The list at the bottom of page 6 in Baez & Huerta reminds me that Maldacena’s original (1997) conjectures for holography were for stacks of M2-branes, D3-branes, and M5-branes.

Posted by: Mitchell Porter on March 25, 2021 6:49 AM | Permalink | Reply to this
Read the post Cosmic Strings in the Standard Model
Weblog: Musings
Excerpt: Prompted by some posts by John Baez, a little calculation with an unsurprising result.
Tracked: March 21, 2021 6:27 AM

### Mozibur

I don’t really understand Connes non-commutative geometry. However, what I’ve gathered that he’s able to derive the classical Standard Model from his spectral action, which is, as far as I understand it, the non-commutative geometry version of the Einstein-Hilbert action. Thats one version of the Kaluza-Klein idea - expressing everything in terms of gravity.

To me, that sounds significant.

Especially after seeing the full Standard model written out in Veltman’s Diagrammatica - I think there was something like a hundred terms!

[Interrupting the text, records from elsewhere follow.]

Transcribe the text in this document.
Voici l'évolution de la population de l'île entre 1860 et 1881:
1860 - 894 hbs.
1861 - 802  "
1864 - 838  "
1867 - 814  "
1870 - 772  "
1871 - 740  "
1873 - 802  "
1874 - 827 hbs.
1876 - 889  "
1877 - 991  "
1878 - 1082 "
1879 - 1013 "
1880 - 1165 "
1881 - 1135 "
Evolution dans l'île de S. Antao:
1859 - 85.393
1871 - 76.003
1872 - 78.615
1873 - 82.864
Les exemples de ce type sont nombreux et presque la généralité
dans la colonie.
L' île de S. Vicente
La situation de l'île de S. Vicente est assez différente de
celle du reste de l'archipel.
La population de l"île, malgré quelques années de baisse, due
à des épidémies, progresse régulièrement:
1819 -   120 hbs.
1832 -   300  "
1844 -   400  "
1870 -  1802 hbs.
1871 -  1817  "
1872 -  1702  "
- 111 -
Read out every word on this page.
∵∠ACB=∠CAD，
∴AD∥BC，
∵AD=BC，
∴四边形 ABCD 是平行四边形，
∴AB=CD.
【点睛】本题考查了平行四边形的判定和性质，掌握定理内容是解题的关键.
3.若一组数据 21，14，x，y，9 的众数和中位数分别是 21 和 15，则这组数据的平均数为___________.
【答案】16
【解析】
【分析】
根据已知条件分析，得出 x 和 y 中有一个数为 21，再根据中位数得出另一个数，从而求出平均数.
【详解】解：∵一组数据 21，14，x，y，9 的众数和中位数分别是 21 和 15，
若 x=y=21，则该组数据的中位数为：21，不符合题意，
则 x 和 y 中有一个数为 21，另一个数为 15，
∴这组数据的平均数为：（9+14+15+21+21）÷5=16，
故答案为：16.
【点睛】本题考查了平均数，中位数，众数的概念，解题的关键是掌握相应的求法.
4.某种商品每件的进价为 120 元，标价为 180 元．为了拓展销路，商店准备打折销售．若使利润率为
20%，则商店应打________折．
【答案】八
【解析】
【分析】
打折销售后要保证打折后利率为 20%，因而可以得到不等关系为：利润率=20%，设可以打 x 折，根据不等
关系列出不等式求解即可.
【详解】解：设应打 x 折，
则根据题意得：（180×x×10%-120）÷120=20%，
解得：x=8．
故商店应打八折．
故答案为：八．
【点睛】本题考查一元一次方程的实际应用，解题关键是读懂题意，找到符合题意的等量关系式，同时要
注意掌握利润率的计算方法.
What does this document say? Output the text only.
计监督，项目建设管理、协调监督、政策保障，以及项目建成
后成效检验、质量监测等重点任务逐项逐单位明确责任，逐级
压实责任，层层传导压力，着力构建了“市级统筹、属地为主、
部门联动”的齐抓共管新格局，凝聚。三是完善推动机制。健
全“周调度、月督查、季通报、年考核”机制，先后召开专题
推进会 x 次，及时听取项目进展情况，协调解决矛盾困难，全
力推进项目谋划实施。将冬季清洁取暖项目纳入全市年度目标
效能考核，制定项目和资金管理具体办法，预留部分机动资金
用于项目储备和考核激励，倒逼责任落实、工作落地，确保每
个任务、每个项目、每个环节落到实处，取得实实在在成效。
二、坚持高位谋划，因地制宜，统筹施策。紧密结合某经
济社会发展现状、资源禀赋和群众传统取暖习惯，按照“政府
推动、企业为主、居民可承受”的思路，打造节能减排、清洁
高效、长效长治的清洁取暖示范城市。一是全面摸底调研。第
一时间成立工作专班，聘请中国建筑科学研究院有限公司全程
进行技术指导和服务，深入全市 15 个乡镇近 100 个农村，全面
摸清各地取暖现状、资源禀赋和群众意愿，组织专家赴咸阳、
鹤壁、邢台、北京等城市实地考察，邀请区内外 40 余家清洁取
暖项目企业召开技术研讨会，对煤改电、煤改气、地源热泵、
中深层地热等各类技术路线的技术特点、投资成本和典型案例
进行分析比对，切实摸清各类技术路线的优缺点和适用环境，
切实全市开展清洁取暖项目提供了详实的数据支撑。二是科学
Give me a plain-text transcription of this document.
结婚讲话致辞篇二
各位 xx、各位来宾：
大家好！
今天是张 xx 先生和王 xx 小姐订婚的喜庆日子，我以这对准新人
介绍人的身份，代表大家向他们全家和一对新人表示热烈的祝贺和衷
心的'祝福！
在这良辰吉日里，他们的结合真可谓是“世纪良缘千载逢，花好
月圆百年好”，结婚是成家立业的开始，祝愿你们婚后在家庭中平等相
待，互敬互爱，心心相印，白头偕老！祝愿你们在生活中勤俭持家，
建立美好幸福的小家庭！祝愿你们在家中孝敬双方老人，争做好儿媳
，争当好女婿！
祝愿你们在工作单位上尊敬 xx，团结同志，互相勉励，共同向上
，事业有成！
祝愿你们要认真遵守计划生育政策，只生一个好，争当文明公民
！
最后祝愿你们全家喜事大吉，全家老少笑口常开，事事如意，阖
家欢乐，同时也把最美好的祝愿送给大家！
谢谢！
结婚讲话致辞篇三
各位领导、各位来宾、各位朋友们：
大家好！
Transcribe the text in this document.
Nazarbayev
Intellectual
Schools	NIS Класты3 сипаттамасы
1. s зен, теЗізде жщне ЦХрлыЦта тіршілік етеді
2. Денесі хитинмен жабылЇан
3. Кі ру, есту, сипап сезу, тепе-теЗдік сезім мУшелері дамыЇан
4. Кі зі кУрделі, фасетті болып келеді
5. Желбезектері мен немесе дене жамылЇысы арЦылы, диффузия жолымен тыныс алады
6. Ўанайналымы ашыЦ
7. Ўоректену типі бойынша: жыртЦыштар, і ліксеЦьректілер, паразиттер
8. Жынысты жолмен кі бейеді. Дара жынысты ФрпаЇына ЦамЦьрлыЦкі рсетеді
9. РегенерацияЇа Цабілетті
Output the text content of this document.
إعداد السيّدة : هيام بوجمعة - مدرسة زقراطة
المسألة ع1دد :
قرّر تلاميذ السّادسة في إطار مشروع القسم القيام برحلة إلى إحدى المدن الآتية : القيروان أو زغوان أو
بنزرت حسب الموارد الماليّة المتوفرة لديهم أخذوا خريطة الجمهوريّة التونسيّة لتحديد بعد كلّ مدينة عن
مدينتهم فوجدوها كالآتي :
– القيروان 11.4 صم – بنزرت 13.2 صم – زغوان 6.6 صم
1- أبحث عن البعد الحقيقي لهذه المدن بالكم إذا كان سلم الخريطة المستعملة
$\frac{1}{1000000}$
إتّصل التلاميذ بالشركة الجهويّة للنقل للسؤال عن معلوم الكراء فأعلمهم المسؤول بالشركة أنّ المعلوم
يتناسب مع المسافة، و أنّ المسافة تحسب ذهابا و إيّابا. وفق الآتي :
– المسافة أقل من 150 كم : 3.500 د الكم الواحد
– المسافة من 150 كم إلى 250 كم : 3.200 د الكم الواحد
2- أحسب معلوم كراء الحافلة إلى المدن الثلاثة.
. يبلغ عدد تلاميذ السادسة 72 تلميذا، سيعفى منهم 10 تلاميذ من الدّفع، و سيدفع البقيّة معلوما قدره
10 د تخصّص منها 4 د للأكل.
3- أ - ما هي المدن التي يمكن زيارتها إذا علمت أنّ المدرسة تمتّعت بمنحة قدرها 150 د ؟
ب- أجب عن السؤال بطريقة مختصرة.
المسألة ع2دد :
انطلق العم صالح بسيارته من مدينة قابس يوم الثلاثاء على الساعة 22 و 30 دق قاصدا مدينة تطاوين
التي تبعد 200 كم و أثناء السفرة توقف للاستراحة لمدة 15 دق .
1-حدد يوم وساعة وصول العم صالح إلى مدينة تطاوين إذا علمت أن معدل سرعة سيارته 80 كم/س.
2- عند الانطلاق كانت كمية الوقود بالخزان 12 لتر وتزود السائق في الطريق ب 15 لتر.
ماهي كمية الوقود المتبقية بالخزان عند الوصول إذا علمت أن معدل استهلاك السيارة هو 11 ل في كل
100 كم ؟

Posted by: Mozibur Ullah on April 13, 2021 8:42 AM | Permalink | Reply to this

### Re: Mozibur

Connes gets the Standard Model from noncommutative geometry by putting it in. He can get lots of different quantum field theories from noncommutative geometry by making different choices. I give a link to some of his work at the start of my second talk.

He’s trying to figure out what makes the Standard Model special, and he’s figured out a lot of interesting stuff. But it’s certainly not true that only the Standard Model can pop out of his approach. So the question of understanding the Standard Model remains open. (If he’d already solved it I wouldn’t be thinking about!)

By the way, he basically uses a noncommutative generalization of the Kaluza–Klein idea to get the part of the action that only describes bosons and their interactions — that is, the part involving just gauge fields and the Higgs. But he needs another idea to describe the fermions and how they interact with the gauge fields and Higgs. You don’t get fermions for free out of the Kaluza–Klein idea unless you use supersymmetry, e.g. Kaluza–Klein with supermanifolds.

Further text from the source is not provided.